En su novela los personajes que acuden a la Plaza para desnudar su alma son extremadamente complejos e intensos, “redondos” como aseguraba Ricardo Piglia que un protagónico debía serlo a fin de encandilar al lector. Gentes curtidas por la vida, obsesionadas con su pasado o con sus pesadillas. ¿Es posible que a esa Plaza acudieran gentes con preocupaciones más banales, gentes más grises?

En la Plaza cabe cualquiera porque no creo que existan personas grises, más bien existen las personas que intentan decantarse por el gris. Realmente, todo ser humano tiene algo que quiere ocultar, algo que le quita el sueño, que le obsesiona, incluso alguna perversión. Lo que le ocurre a mis personajes es que a través de sus reuniones en esa Plaza, que tiene espacio físico pero no temporal, y a través de una Droga que toman para revisitar la Historia y conocer sus entresijos, se sienten con más libertad para exponer cosas que en su vida diaria ocultan o tratan de sobrellevar como pueden. Lo que ocurre en la Plaza, esa desinhibición al hablar de los sentimientos, es un reflejo de lo que ocurre en internet. No creo en esa premisa de que en las redes sociales se mienta más. Uno puede mentir sobre el aspecto físico, pero, en el fondo, dejas ver más tu personalidad, protegido por una pantalla, que con la gente con la que hablas a diario. Cuando no te ven, albergas sentimientos de protección. Con la pantalla delante, puedes decir cualquier cosa sin tener consecuencias. Lo mismo ocurre en la Plaza. Los que acuden a ella piensan que sus acciones allí no van a tener consecuencias ya que se reúnen con gente a la que no van a ver en el mundo real.

Es cierto que en internet, en las redes sociales podemos decir lo que queramos.
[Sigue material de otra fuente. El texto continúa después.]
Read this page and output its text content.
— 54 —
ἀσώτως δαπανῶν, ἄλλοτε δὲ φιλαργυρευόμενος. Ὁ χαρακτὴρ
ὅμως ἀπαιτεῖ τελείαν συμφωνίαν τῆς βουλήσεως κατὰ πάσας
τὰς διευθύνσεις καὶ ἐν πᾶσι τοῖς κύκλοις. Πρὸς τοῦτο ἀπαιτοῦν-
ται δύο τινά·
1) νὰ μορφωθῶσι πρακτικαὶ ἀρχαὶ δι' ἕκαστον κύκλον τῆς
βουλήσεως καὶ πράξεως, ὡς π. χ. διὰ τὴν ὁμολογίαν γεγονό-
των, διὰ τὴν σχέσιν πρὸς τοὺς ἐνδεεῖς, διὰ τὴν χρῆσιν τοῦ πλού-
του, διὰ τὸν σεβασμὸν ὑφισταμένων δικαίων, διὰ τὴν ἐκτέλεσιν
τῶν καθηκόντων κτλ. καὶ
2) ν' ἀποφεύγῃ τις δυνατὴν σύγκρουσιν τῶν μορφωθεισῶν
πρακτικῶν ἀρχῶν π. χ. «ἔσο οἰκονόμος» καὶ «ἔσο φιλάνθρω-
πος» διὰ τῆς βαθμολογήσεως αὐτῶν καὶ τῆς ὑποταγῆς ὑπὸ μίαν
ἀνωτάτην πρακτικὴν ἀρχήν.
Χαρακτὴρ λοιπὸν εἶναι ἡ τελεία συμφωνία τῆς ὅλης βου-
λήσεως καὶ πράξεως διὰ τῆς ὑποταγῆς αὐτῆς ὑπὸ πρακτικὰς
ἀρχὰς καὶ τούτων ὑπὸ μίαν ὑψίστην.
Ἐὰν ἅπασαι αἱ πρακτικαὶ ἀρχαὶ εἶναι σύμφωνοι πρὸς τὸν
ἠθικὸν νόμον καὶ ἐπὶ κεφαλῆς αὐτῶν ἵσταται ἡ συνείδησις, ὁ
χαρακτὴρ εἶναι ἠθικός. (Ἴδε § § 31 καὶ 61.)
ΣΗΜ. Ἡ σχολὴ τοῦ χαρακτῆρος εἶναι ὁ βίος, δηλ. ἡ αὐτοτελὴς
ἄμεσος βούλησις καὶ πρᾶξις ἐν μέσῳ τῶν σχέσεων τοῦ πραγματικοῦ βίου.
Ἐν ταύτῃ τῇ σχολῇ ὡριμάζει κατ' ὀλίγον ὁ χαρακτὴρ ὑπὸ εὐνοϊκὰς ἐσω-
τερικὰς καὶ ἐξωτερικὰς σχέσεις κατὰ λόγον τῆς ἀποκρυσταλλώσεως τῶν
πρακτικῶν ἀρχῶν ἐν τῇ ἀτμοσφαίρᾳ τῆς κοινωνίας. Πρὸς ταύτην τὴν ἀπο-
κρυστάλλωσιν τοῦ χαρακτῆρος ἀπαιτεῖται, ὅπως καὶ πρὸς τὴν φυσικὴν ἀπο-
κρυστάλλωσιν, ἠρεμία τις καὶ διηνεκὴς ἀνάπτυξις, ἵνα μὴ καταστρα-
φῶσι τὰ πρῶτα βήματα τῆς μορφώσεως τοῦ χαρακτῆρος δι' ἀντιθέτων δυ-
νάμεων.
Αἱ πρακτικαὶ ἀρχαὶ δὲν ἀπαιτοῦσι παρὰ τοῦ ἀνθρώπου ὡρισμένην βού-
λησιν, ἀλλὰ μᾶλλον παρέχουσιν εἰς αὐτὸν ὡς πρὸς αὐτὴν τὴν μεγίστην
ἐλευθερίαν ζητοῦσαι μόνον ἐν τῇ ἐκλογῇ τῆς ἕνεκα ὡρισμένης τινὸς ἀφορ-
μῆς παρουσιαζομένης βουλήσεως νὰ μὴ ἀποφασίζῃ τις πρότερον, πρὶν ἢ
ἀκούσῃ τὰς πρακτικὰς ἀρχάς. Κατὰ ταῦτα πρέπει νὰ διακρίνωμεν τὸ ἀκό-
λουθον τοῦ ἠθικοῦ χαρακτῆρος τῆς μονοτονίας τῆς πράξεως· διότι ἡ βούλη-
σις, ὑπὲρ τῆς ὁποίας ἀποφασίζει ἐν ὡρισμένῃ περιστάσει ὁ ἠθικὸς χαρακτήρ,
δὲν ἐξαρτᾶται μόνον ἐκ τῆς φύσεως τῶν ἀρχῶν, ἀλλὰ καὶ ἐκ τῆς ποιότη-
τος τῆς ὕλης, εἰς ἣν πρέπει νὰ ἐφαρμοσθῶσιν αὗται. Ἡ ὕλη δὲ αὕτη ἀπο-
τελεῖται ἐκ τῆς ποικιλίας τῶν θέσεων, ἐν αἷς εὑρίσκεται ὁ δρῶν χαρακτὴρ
Pero a diferencia de que en las conversaciones de la Plaza no brota la mentira, en Facebook, Twitter o los chats aparece una especie de polarización de posturas, de extremismos: gentes que sólo muestran felicidad y egolatría y gentes que son deudas de la tristeza continua.

Creo que eso ocurre porque hay gente que decide mostrarse como le gustaría ser y gente que decide mostrar su lado más victimista con el exclusivo fin de ser querido y de que los demás se vuelquen con él. Estas situaciones tienen un paralelismo con esa escena de El club de la lucha en la que Brad Pitt le dice a Edward Norton: “Yo soy lo que te gustaría ser, cómo te gustaría comer, cómo te gustaría vivir… Incluso follo como te gustaría follar”. El mundo virtual potencia que tengamos la oportunidad de ser quienes queremos ser o sacar justamente lo que más nos escuece. Decantarnos por una cosa o por la otra o incluso por las dos, depende del estado de ánimo con el que te levantes.

Pero exponer de esa manera los sentimientos… ¿No es una forma impúdica de desnudar tu intimidad, de quedarse sin secretos, casi desnudos?

No, porque la cantidad de secretos que puede guardar una persona es infinita. No creo que se pueda exponer algo tanto y tan extensamente en el tiempo que te deje vacío y sin intimidad. En el fondo, cada persona es tan rica que, aunque se esforzara y escribiera segundo a segundo, como se puede hacer en Twitter, todo lo que siente y piensa, aún le quedarían secretos dentro. Me parece que las RRSS no suponen ningún tipo de peligro e incluso te ayudan a ver facetas de los demás que, en ningún caso, verías de cerca con la gente con la que te comunicas a diario.

Precisamente son esas redes sociales las que han narrado muchos de los conflictos más recientes, como ocurre ahora mismo con el sitio de Homs, en Siria. De hecho, guerras o enfrentamientos civiles encubiertos, que ocurren en lugares que no están continuamente en el “centro de la noticia” como Chechenia, Camboya, Birmania o Palestina, aparecen en su libro. ¿Son el reflejo de una inquietud particular que brota espontáneamente a raíz del hilo de la novela o se vio en la necesidad de incluirlos por una cuestión de ética o de pura justicia?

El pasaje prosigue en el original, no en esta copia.